I probably say that a lot! This travelling life does throw them up often.
This particular experience in Yogyakarta was truly unique: a street art tour organised for me by Backstreet Academy. I’ve been on street art tours before but never with the actual street artist themselves! Anagard’s colourful art can be found from Poland to Australia and, of course, his hometown of Yogyakarta, Indonesia.
Yogyakarta street art
The city of Yogyakarta as a whole is a fantastic place for street art. You’ll find it in the most random of places as you wander around. As I learnt from Anagard, a good way to protect street art is to hide it away.
Who is Anagard?
Anagard is an artist who moved to Yogyakarta to study at the Indonesian Institute of the Arts. This is one of the country’s most famous creative universities so is an obvious place for young Indonesian artists. While studying there, he became bored of traditional art and veered towards the vibrant urban murals he’s since become known for.
Once you’ve seen a few of Anagard’s works, you might recognise them in the future. The people in his designs tend to have animal faces or be wearing masks. Many of his works carry an anti-extremism theme, especially in relation to people protecting their land and livelihoods from the government.

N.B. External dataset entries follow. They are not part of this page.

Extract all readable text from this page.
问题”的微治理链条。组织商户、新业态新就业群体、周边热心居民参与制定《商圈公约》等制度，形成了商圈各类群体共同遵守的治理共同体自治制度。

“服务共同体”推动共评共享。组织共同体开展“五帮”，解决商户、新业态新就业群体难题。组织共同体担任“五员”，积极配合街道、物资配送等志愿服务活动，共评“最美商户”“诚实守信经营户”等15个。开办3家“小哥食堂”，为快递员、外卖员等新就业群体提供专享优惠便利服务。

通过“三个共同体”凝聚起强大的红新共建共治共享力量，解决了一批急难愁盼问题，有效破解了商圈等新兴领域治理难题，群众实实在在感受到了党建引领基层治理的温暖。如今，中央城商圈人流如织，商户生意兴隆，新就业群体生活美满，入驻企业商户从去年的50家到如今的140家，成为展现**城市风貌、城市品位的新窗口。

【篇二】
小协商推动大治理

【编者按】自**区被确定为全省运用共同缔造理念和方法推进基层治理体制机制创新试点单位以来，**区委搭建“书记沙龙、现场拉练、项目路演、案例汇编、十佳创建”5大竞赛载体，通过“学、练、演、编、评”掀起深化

Since becoming famous, Anagard has been flown all over the world to create new pieces of art. I told him what a cool job I think he has. He pointed out mine is pretty cool, too – something I can’t disagree with!
Arriving in his village
I’d already read that the Yogyakarta’s region of Sewon is a great place to see street art. Just around the corner, the small village Anagard calls home is debatably even better! As soon as I arrived and met Anagard, I knew I was in for a treat.

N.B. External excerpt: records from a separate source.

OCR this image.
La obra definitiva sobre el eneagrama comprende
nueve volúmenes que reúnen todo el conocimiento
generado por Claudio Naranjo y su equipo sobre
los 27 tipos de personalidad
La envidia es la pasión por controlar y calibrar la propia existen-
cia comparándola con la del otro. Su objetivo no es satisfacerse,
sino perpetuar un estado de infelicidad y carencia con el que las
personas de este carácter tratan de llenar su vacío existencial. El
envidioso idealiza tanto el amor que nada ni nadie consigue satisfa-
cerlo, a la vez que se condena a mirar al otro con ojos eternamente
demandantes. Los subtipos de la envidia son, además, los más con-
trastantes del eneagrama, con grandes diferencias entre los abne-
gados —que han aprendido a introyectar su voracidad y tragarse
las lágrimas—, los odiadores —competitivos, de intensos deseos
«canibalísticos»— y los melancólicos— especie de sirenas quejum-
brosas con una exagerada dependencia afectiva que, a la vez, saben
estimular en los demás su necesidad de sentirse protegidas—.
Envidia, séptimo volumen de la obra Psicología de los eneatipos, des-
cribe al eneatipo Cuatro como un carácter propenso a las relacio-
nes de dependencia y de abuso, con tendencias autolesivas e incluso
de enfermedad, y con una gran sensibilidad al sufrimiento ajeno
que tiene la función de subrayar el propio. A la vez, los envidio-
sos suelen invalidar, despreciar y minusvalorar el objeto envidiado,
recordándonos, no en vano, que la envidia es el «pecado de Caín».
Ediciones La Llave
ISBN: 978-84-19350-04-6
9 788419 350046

I could already see colourful art just moments from our meeting place. I was also excited to learn about this man: how had this sleepy local village taken him to street art stardom?
As we began touring the village, I realised it wasn’t just Anagard’s work that could be found. He told me he often invites other street artists to complete work in his home village. One of my favourite guest pieces was this one above by Swoon.
Unlike many of the pieces with specific meanings, it’s an abstract design featuring a young Haitian girl. It was painted following the earthquake but doesn’t have a specific meaning otherwise. I marvelled at the expression of the subject and the detailed, colourful pattern around her.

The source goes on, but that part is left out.